After decades working as a television broadcaster you would think I’d know how to do my own hair and make-up. Quickly. But turns out I don’t. Or, more to the point, I’ve lost the knack.
I blame a little-known post-ISO phenomenon, the COVID Cracked Confidence.
It’s not well known because I just invented it this week. It explains my failure to function as a professional adult – and arrive at a real live, face-to-face meeting on time. “It’s not my fault” I mumbled. “I’ve got the CCC”.
It’s so long since I’ve dressed properly and applied make-up, that I had to take a few YouTube lessons on ‘make-up for mature skins’ (HotandFlashy was very instructive!) then try on a dozen outfits, before I could force myself out the door. This was my first foray back into a workplace in nearly three months, which (unfortunately) involved filming an interview to look and sound better than a hoodie clad zoom meeting. The personal preparation left me utterly discombobulated.
Yep. I’ve got CCC.
A return to the workplace isn’t welcomed by everyone. But nor should we so readily embrace a full-scale flip to working from home.
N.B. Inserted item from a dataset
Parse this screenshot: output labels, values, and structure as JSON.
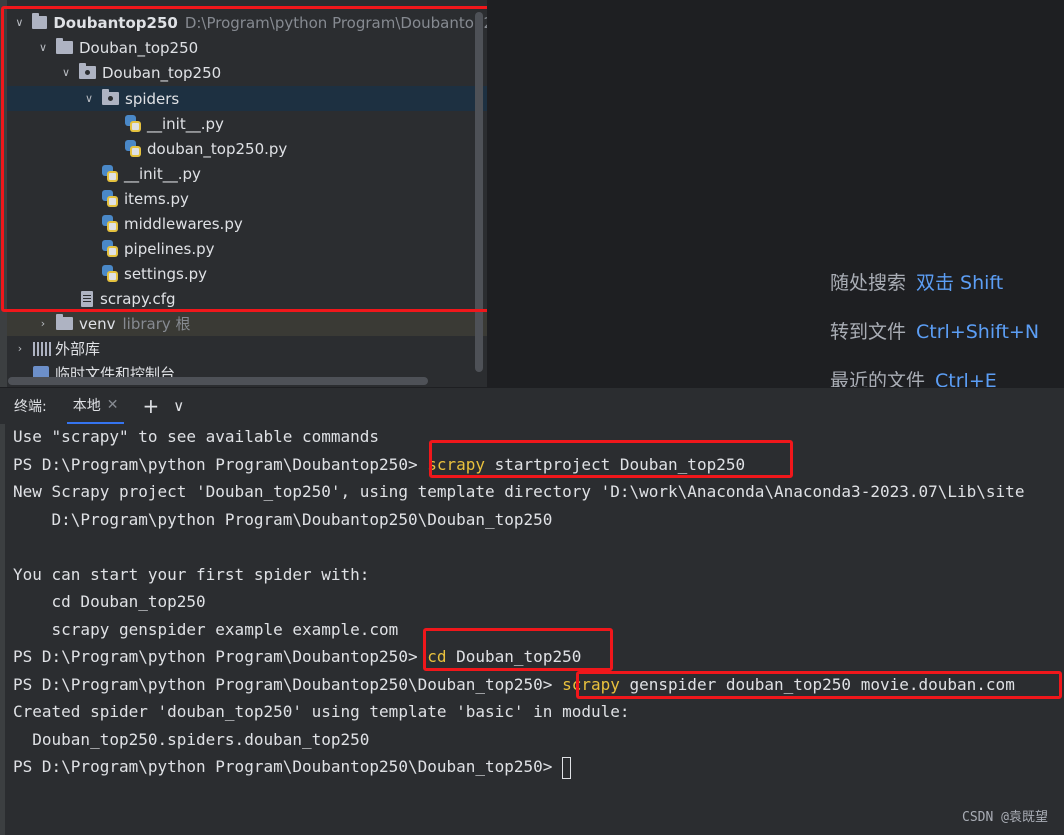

I love ‘flexibility’ as much as the next woman, but I was disturbed to hear some multinationals speak this week of closing office spaces permanently. (I’m still hearing echoes of Fiona Jenkins article ‘Did our employers just requisition our homes?’)
We know working from home has “highlighted and compounded the heavier domestic burden borne by women”, but will more home based work mean more late night juggling the unpaid domestic work? Could this “Scar a Generation of Working Mothers” as the New York Times suggested this week?
Now that Australia is officially in recession, for a moment this week I dared to wonder if there might be a silver lining given The Economist reminded us that “Downturns tend to reduce gender inequality”.
But sadly not this time folks. “Not under COVID-19”.
As if on cue, the Treasurer reinforced that message on Friday. Although, once again, the specific and increased burden both the pandemic and recession place on women wasn’t discussed in the Treasurer’s op ed.
The $25K cash grant to home renovators and home builders announced this week, at a cost to Australia of $688million, will no doubt be great for the construction industry and the men who dominate 82% of the construction workforce, and enjoy 26% higher earnings than their female colleagues.
But here’s a better idea!
With just a little bit of bold innovation, imagine if that purse of public money was directed specifically at the design and construction of community-based housing for the nation’s growing tribe of impoverished and homeless older women. Just imagine: safe and secure group housing projects, green and self-sufficient, where small groups of women could live and support one another and see out their later years in the company of community.
Tell ‘a she’s ‘dreamin! Giddy girl.
On other head spins, if you were made a little giddy this week by the announcement of yet another Senate Inquiry into domestic violence, you’re not alone. Given the last Senate Inquiry shut down months early, with no public hearings or submissions, there is good reason to heave a frustrated sigh of ‘here we go again!’.
Yes, it’s encouraging to hear the Minister for Families, Anne Ruston (pictured) , say ‘We actually want this inquiry to start the conversation’. But how many years of conversation do we need?
Our curated list of Gender News – the pick of the week’s best and most challenging articles – packs a punch this week. Does it surprise you to learn that women are drinking more during the pandemic?Err, no.
Similarly, it may not surprise you to learn that researchers across the globe are increasingly excited by the power of ‘Women in power’. An excellent essay in Social Europe has highlighted how women leaders are “more engaged on issues of social equality, sustainability and innovation, making societies more resilient to external shocks.” And if you don’t believe the commentary – check out their statistical analysis on available data on the coronavirus pandemic. It stacks up!
Last week I mentioned the major flip, on the previous flip-flop, over claims made by the now deceased Norma McCorvey, of Roe v. Wade fame, following a new doco released a week ago in which she admits to a half million dollar pay-off, in agreement to side with evangelical anti-abortionists. This week the Atlantic contemplates whether or not it matters what Norma believed. Or not.
Frankly, I’m as confused by Norma’s position as much as I think she was. But here’s some challenging commentary by a pro-life campaigner who has no doubt at all about her position. Even if it makes her “a gender traitor” – her words. At a time when freedom of speech is so dear to our hearts, I guess I can only encourage the writer’s courage. I just wish such discussion wasn’t wrapped around the foolish disguise of “identity politics”.
On that note I bid you a happy and gentle weekend… with time reserved for quiet contemplation of those special things that nurture us. Those things that bring a snippet of awe.
Yes, I’m suggesting a quiet, little read of Phosphorescence – On Awe, Wonder and Things That Sustain You When The World Goes Dark, by Julia Baird!